Anthony Bugembe
21 August 2008
Kampala — IN a bid to improve air travel safety management, the East African Community is to begin using the Automatic Dependence Surveillance System-Broadcast.
Most countries currently use radar technology to track and control air traffic.
However, using the surveillance technology, a plane automatically transmits or receives data from other compliant aircraft via data link to enhance safety.
"It is our hope that the cost-effective concept famed for playing a leading role in aeronautical navigation and surveillance in USA, Europe, Australia and the Far East will carry its positive attributes to East Africa and Uganda in particular," said Zephaniah Baliddawa, the Civil Aviation Authority (CAA) board chairman.

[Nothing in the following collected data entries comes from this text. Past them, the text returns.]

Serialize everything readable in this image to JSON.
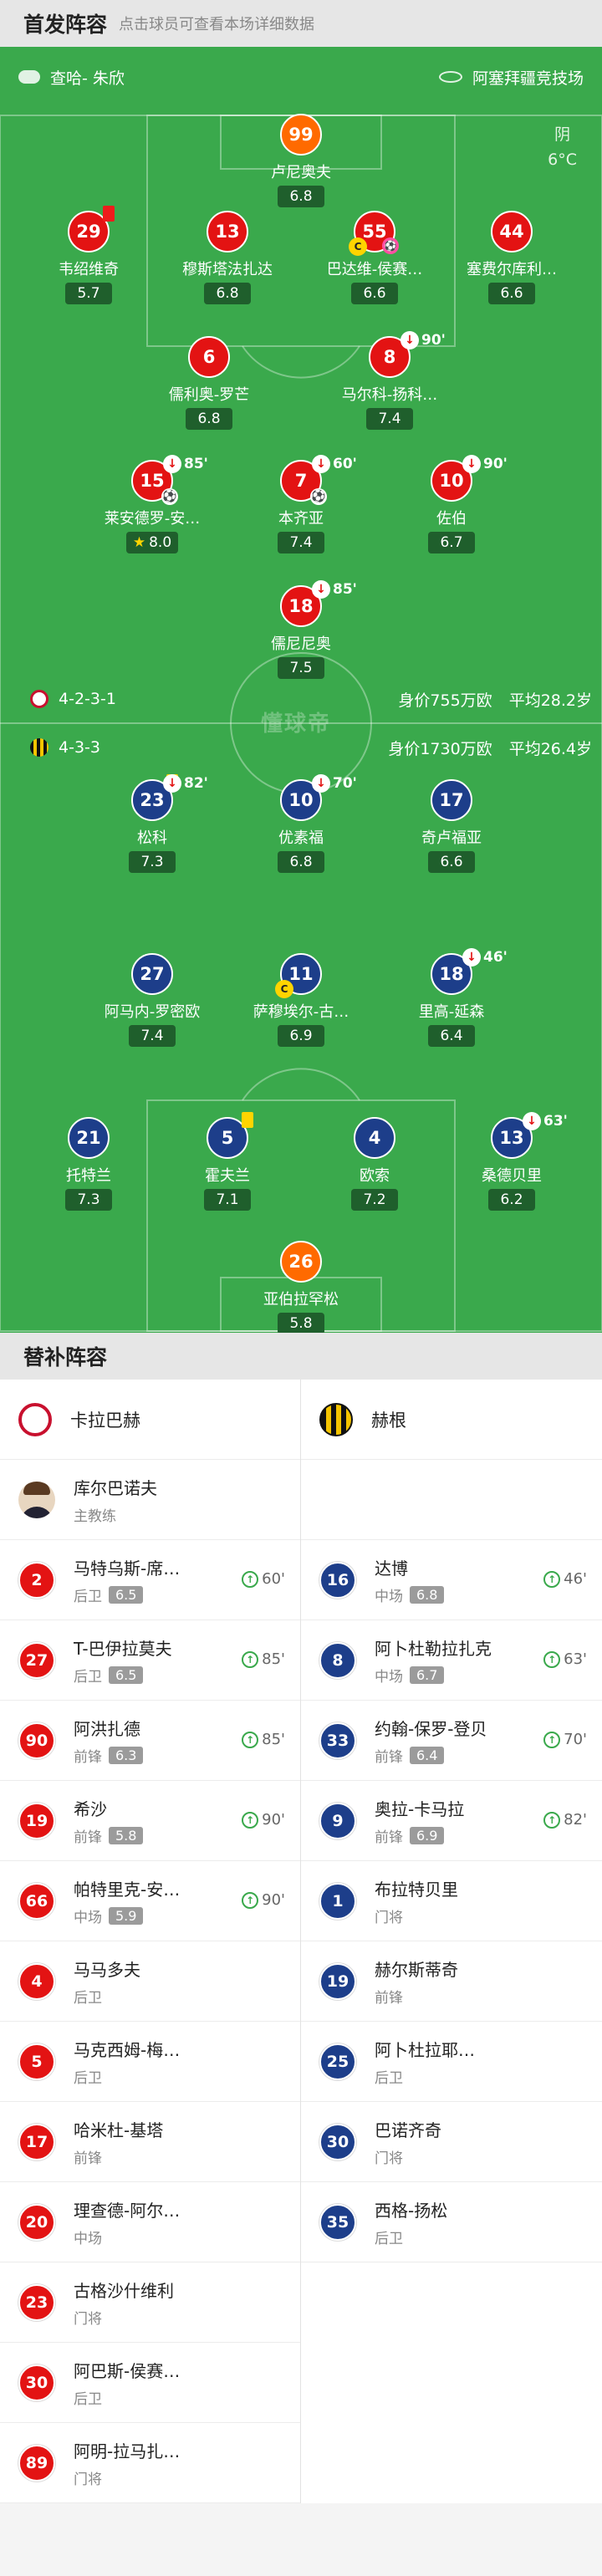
{
  "header": {
    "title": "首发阵容",
    "hint": "点击球员可查看本场详细数据"
  },
  "match": {
    "referee": "查哈- 朱欣",
    "stadium": "阿塞拜疆竞技场",
    "weather": "阴",
    "temp": "6°C"
  },
  "brand": "懂球帝",
  "home": {
    "formation": "4-2-3-1",
    "value": "身价755万欧",
    "age": "平均28.2岁",
    "players": [
      {
        "num": "99",
        "name": "卢尼奥夫",
        "rate": "6.8",
        "gk": true
      },
      {
        "num": "29",
        "name": "韦绍维奇",
        "rate": "5.7",
        "red": true
      },
      {
        "num": "13",
        "name": "穆斯塔法扎达",
        "rate": "6.8"
      },
      {
        "num": "55",
        "name": "巴达维-侯赛…",
        "rate": "6.6",
        "cap": true,
        "own": true
      },
      {
        "num": "44",
        "name": "塞费尔库利…",
        "rate": "6.6"
      },
      {
        "num": "6",
        "name": "儒利奥-罗芒",
        "rate": "6.8"
      },
      {
        "num": "8",
        "name": "马尔科-扬科…",
        "rate": "7.4",
        "out": "90'"
      },
      {
        "num": "15",
        "name": "莱安德罗-安…",
        "rate": "8.0",
        "out": "85'",
        "goal": true,
        "star": true
      },
      {
        "num": "7",
        "name": "本齐亚",
        "rate": "7.4",
        "out": "60'",
        "goal": true
      },
      {
        "num": "10",
        "name": "佐伯",
        "rate": "6.7",
        "out": "90'"
      },
      {
        "num": "18",
        "name": "儒尼尼奥",
        "rate": "7.5",
        "out": "85'"
      }
    ]
  },
  "away": {
    "formation": "4-3-3",
    "value": "身价1730万欧",
    "age": "平均26.4岁",
    "players": [
      {
        "num": "23",
        "name": "松科",
        "rate": "7.3",
        "out": "82'",
        "yellow": true
      },
      {
        "num": "10",
        "name": "优素福",
        "rate": "6.8",
        "out": "70'"
      },
      {
        "num": "17",
        "name": "奇卢福亚",
        "rate": "6.6"
      },
      {
        "num": "27",
        "name": "阿马内-罗密欧",
        "rate": "7.4"
      },
      {
        "num": "11",
        "name": "萨穆埃尔-古…",
        "rate": "6.9",
        "cap": true
      },
      {
        "num": "18",
        "name": "里高-延森",
        "rate": "6.4",
        "out": "46'"
      },
      {
        "num": "21",
        "name": "托特兰",
        "rate": "7.3"
      },
      {
        "num": "5",
        "name": "霍夫兰",
        "rate": "7.1",
        "yellow": true
      },
      {
        "num": "4",
        "name": "欧索",
        "rate": "7.2"
      },
      {
        "num": "13",
        "name": "桑德贝里",
        "rate": "6.2",
        "out": "63'"
      },
      {
        "num": "26",
        "name": "亚伯拉罕松",
        "rate": "5.8",
        "gk": true
      }
    ]
  },
  "subs": {
    "title": "替补阵容",
    "home_team": "卡拉巴赫",
    "away_team": "赫根",
    "coach": {
      "name": "库尔巴诺夫",
      "role": "主教练"
    },
    "home": [
      {
        "num": "2",
        "name": "马特乌斯-席…",
        "pos": "后卫",
        "rate": "6.5",
        "in": "60'"
      },
      {
        "num": "27",
        "name": "T-巴伊拉莫夫",
        "pos": "后卫",
        "rate": "6.5",
        "in": "85'"
      },
      {
        "num": "90",
        "name": "阿洪扎德",
        "pos": "前锋",
        "rate": "6.3",
        "in": "85'"
      },
      {
        "num": "19",
        "name": "希沙",
        "pos": "前锋",
        "rate": "5.8",
        "in": "90'"
      },
      {
        "num": "66",
        "name": "帕特里克-安…",
        "pos": "中场",
        "rate": "5.9",
        "in": "90'"
      },
      {
        "num": "4",
        "name": "马马多夫",
        "pos": "后卫"
      },
      {
        "num": "5",
        "name": "马克西姆-梅…",
        "pos": "后卫"
      },
      {
        "num": "17",
        "name": "哈米杜-基塔",
        "pos": "前锋"
      },
      {
        "num": "20",
        "name": "理查德-阿尔…",
        "pos": "中场"
      },
      {
        "num": "23",
        "name": "古格沙什维利",
        "pos": "门将"
      },
      {
        "num": "30",
        "name": "阿巴斯-侯赛…",
        "pos": "后卫"
      },
      {
        "num": "89",
        "name": "阿明-拉马扎…",
        "pos": "门将"
      }
    ],
    "away": [
      {
        "num": "16",
        "name": "达博",
        "pos": "中场",
        "rate": "6.8",
        "in": "46'"
      },
      {
        "num": "8",
        "name": "阿卜杜勒拉扎克",
        "pos": "中场",
        "rate": "6.7",
        "in": "63'"
      },
      {
        "num": "33",
        "name": "约翰-保罗-登贝",
        "pos": "前锋",
        "rate": "6.4",
        "in": "70'"
      },
      {
        "num": "9",
        "name": "奥拉-卡马拉",
        "pos": "前锋",
        "rate": "6.9",
        "in": "82'"
      },
      {
        "num": "1",
        "name": "布拉特贝里",
        "pos": "门将"
      },
      {
        "num": "19",
        "name": "赫尔斯蒂奇",
        "pos": "前锋"
      },
      {
        "num": "25",
        "name": "阿卜杜拉耶…",
        "pos": "后卫"
      },
      {
        "num": "30",
        "name": "巴诺齐奇",
        "pos": "门将"
      },
      {
        "num": "35",
        "name": "西格-扬松",
        "pos": "后卫"
      }
    ]
  },
  "colors": {
    "pitch": "#3aa94c",
    "home": "#e31313",
    "away": "#1d3e8a",
    "gk": "#ff6a00"
  }
}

"The plan is to bring the technology to East Africa and conduct pilot trials on selected air routes and airports in partner states."
Baliddawa was on Tuesday opening a sensitisation seminar on the system at Imperial Resort Beach Hotel in Entebbe.

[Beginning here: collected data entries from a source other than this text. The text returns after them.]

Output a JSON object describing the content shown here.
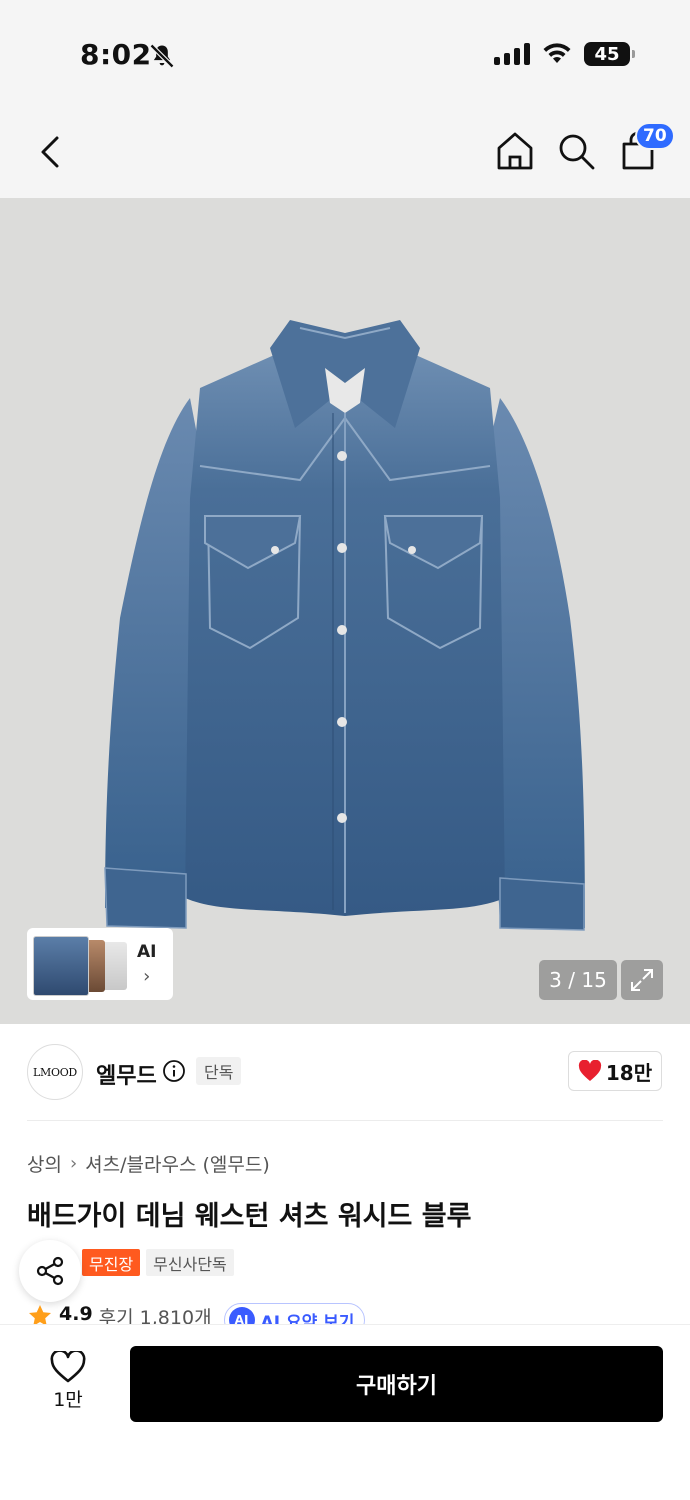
{
  "status_bar": {
    "time": "8:02",
    "battery": "45"
  },
  "header": {
    "cart_count": "70"
  },
  "gallery": {
    "ai_label": "AI",
    "ai_chevron": "›",
    "counter": "3 / 15"
  },
  "brand": {
    "logo_text": "LMOOD",
    "name": "엘무드",
    "exclusive_tag": "단독",
    "like_count": "18만"
  },
  "product": {
    "breadcrumb": {
      "category": "상의",
      "separator": "›",
      "subcategory": "셔츠/블라우스 (엘무드)"
    },
    "title": "배드가이 데님 웨스턴 셔츠 워시드 블루",
    "tags": [
      "무진장",
      "무신사단독"
    ],
    "rating": "4.9",
    "review_label": "후기 1,810개",
    "ai_summary": {
      "badge": "AI",
      "label": "AI 요약 보기"
    }
  },
  "bottom_bar": {
    "wish_count": "1만",
    "buy_label": "구매하기"
  },
  "colors": {
    "accent_blue": "#2f6bff",
    "tag_orange": "#ff5a1f",
    "heart_red": "#e8202f",
    "star": "#ff9f1a",
    "denim": "#3e6590"
  },
  "icons": {
    "back": "chevron-left-icon",
    "home": "home-icon",
    "search": "search-icon",
    "cart": "shopping-bag-icon",
    "expand": "expand-icon",
    "info": "info-icon",
    "like": "heart-filled-icon",
    "share": "share-icon",
    "wish": "heart-outline-icon",
    "star": "star-icon"
  }
}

Similar workshops are being held in other East African countries.
They are to address issues like access to funds, regulatory requirements and the system's viability, especially to operators with old aircraft.
In 2005, the World Bank did an air infrastructural audit in the region, which found that Tanzania and Uganda had one radar each.
The initial cost of introducing the technology was estimated at $29m (sh46b).
The CAA chief of Air Navigation Services, John Kagoro Tusubira, said in Uganda radar surveillance covered only about 100km.
"Buying more radar equipment would not be cost-effective," he said, adding that the new system was about 20% cheaper.
Within two to five years, Tusubira noted, East Africa would begin using the new technology since "we have already submitted our proposals to the World Bank."